Vielleicht liegt ein Teil der Antwort schon im ersten Satz: 'ich bin ein netter Mensch'. Das 'eigentlich' schränkt das ein wenig ein, im Sinne von 'ich wäre gerne ein netter Mensch'.
Menschen sind nicht per se 'nett'. Wenn sie zur Welt kommen, sind sie zunächst nur egoistisch, man könnte sagen, solipsistisch. Sigmund Freud hat darauf hingewiesen, dass man erst einmal lernen muss, zwischen sich selbst und der Außenwelt zu trennen. Es ist ein durchaus schmerzhafter Prozess, festzustellen und zu akzeptieren, dass die Welt nicht ausschließlich dazu da ist, um das eigene Wohlbefinden auf der Stelle zu garantieren. Das Kind lernt dann, dass man besser 'nett' ist, wenn die anderen auch nett sein sollen, d.h. der ultimative Egoist kriegt meistens nichts. Dass das Zurückstecken der eigenen Interessen mit Frust und Ärger, oftmals mit Wut, einhergeht, hat man gefälligst in der Trotzphase zu überwinden und irgendwann merkt man das fast gar nicht mehr.

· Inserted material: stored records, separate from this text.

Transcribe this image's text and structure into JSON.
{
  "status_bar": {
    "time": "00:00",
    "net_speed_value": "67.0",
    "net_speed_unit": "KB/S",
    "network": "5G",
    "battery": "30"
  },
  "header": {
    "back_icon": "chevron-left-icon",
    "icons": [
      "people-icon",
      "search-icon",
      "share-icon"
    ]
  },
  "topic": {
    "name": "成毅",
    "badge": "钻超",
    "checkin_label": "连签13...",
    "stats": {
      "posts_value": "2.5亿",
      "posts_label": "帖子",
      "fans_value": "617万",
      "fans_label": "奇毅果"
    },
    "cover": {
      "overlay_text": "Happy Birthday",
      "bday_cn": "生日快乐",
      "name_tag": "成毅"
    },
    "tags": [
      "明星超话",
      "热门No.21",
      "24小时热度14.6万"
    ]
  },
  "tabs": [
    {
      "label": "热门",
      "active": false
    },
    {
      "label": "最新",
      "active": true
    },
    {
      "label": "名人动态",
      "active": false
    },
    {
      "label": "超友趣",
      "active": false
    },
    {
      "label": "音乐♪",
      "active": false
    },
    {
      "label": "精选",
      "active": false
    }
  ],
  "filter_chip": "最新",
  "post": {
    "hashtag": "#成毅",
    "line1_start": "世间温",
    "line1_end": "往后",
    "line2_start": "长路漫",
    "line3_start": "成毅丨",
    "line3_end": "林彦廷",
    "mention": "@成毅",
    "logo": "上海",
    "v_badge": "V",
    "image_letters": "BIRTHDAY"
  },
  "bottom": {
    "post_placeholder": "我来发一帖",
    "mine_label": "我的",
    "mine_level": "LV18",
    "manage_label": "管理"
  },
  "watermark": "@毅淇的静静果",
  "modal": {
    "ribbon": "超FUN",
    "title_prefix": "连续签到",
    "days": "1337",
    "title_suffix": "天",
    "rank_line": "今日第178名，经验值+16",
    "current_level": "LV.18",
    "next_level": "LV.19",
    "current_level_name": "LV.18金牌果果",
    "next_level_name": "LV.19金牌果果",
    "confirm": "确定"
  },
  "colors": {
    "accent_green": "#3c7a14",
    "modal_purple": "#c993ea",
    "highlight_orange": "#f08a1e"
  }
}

Ein Mensch, der so heftige Antipathien bei einem auslöst, könnte jemand sein, der einem ähnelt, der z.B. so selbstverliebt und rücksichtslos ist, wie man selber vielleicht gerne wäre (oder insgeheim immer noch ist). Nicht selten reibt man sich z.B. in der Pubertät an seinen Eltern, Geschwistern, Freunden, nur um später festzustellen, dass man ihnen ähnlicher ist, als es einem eigentlich lieb ist.
Menschen mit einer (vielleicht gut verborgenen) depressiven Grundstimmung reagieren oft sehr allergisch auf Menschen, die sich nicht an implizite Erwartungen halten. Ein depressiver Mensch ist nicht etwa ein bescheidener Mensch, der nur wenig Bedürfnisse hat, sondern insgeheim ein Mensch mit sehr hohen Erwartungen, der sich aber nicht traut, rücksichtslos aufzutreten. Statt dessen hofft oder erwartet er, dass die anderen seine Befürfnisse erraten, zur Not, in dem man sie durch Leiden darauf hinweist. Wer sich davon unbeeindruckt zeigt, wird gehasst und verachtet.
Wenn man jemanden auf Anhieb abgrundtief hasst, könnte man versuchen, herauszufinden, warum dieser Menschen für das eigene Geschäftsmodell (nett zu sein, um geliebt und akzeptiert zu werden) bedrohlich ist. Vermutlich ähnelt dieser einem mehr, als man es wahrhaben möchte, zugleich ist er vermutlich ungenierter und aggressiver in der Äußerung seiner eigenen Bedürfnisse. Man hasst ihn, weil er Dinge tut, die man selber gerne tun würde, oder weil er so ist, wie man insgeheim gerne wäre.